While the titles of many of these studies suggest a focus on the construction of a particular instrument, much broader questions are entertained by these scholars. For example, while the diversity in design and tuning are addressed in the essays on bowed instruments, so are much larger social and musical questions. From iconographic evidence from fourteenth-century Italy, Howard Brown, in his article "The Trecento Fiddle and its Bridges," draws conclusions concerning the social standing of musicians and instruments, as well as connects the instrument to repertoires of music, particularly secular polyphony.

Through the compilation of related essays, this collection also allows the reader to make sense of the often controversial and contradictory scholarship concerning the history of an instrument. For example, the section on the slide trumpet contains six essays that try to establish the history of this enigmatic instrument based primarily upon iconographic evidence, which has proven to be problematic. As McGee points out in his introduction, the very existence of the instrument continues to be called into question.

In the Preface to the series, Music in Medieval Europe, general editor, Thomas Kelly, indicates that the intention is to represent the "best current scholarship," which is incongruous with this collection; while over half of the articles date from the 1970's or earlier, including one from the 1940's, only three date from the 1990's, with none of the articles dating from this century. In general, I am not suggesting that more current articles should have been selected in place of these, but why these articles are still considered among the "best current scholarship" deserves discussion in the introduction. The surge in interest in the performance of medieval music in the 1960's undoubtedly prompted much of this scholarship. Well over half of the authors in this volume are or were actively involved in the performance of early music during their career, and as musician- scholars, they have sought practical questions concerning this repertoire. The general concerns reflected in more recent scholarship addressing medieval instrumental culture, if it is not the construction and repertory of musical instruments, warrant consideration in the introduction. More than one article by seven of the authors appear in the collection, including four by Edmund Bowles and three by Christopher Page, and this choice to not include a broader cross-section of scholars has yielded a more narrow impression of work being conducted on medieval musical instruments.
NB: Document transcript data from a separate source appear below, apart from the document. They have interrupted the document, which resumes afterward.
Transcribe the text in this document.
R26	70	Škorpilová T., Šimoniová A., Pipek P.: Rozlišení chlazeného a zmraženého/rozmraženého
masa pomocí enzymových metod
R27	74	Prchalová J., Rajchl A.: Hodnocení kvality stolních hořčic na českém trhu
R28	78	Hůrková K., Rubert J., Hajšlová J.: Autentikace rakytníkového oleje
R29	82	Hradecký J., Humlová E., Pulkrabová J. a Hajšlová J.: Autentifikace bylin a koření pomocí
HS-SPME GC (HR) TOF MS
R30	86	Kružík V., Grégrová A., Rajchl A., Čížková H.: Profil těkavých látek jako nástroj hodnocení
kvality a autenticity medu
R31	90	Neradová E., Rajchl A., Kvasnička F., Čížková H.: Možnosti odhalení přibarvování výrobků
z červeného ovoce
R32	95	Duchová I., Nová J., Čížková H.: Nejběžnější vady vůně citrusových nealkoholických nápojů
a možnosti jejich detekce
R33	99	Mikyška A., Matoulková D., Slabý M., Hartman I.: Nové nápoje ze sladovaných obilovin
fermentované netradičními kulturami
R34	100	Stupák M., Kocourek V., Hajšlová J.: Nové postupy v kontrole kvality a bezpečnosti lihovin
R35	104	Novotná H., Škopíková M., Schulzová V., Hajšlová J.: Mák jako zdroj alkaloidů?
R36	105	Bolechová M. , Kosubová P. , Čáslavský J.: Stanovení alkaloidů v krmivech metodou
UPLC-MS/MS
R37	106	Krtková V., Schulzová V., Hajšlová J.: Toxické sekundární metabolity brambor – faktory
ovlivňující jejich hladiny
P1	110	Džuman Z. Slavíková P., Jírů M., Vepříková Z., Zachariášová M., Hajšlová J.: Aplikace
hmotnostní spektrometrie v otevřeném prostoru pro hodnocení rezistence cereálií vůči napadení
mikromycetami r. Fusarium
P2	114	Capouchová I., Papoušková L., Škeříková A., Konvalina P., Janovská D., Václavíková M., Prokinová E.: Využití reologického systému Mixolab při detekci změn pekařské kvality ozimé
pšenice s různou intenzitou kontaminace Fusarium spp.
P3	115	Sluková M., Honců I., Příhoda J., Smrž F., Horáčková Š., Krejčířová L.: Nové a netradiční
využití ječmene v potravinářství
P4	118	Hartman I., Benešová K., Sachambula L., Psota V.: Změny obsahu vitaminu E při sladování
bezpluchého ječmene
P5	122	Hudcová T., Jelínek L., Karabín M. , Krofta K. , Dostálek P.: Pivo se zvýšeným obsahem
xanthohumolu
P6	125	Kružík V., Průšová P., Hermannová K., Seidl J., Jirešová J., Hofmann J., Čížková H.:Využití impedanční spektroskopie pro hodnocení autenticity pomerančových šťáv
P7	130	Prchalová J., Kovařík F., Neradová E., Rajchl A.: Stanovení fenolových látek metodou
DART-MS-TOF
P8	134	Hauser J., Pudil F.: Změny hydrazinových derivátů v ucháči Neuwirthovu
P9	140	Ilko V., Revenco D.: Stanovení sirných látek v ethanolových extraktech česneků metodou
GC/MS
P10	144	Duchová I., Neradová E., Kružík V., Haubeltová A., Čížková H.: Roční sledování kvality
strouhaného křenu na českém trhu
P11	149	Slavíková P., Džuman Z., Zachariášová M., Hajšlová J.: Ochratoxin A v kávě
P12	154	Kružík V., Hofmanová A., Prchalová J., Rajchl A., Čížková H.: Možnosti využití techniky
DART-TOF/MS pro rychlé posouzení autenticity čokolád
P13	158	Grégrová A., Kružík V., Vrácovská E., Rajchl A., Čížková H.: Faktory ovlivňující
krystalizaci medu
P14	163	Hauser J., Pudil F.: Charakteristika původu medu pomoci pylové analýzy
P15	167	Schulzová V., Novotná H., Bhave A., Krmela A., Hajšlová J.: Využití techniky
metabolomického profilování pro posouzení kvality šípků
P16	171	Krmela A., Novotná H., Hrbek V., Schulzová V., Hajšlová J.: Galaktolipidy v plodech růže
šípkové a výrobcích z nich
Two of the oldest articles in the collection in particular challenge the purpose of the series: Edmond Bowles' "Musical Instruments at the Medieval Banquet" (1958) and "Musical Instruments in Civic Processions during the Middle Ages" (1958). The seminal nature of the article by Bowles entitled, "Haut and Bas: The Grouping of Musical Instruments in the Middle Ages," dating from 1954, justifies its inclusion, though the choice to include these other two articles in the final section on "Repertory" is less evident. I have returned to these two articles recently in my work, and I had forgotten how rich and diverse his references were to medieval instrumental practices. And yet while the articles are valuable, they do not represent current scholarship in their style and approach, as Bowles draws on numerous sources and touches on numerous locations. In contrast to the trend for more narrowly defined musicological studies, these articles reflect the value of past scholarship in which a generalized view of a topic is projected. The article by Lloyd Hibberd from 1946, entitled "On 'Instrumental Style' in Early Melody," evaluates the basic concept of "instrumental," responding to Arnold Schering's distinction at the beginning of the twentieth century between instrumental and vocal music. If these ideas still warrant inclusion on a volume on current research on medieval instrumental music, a more extensive evaluation of current trends in scholarship needs to be offered.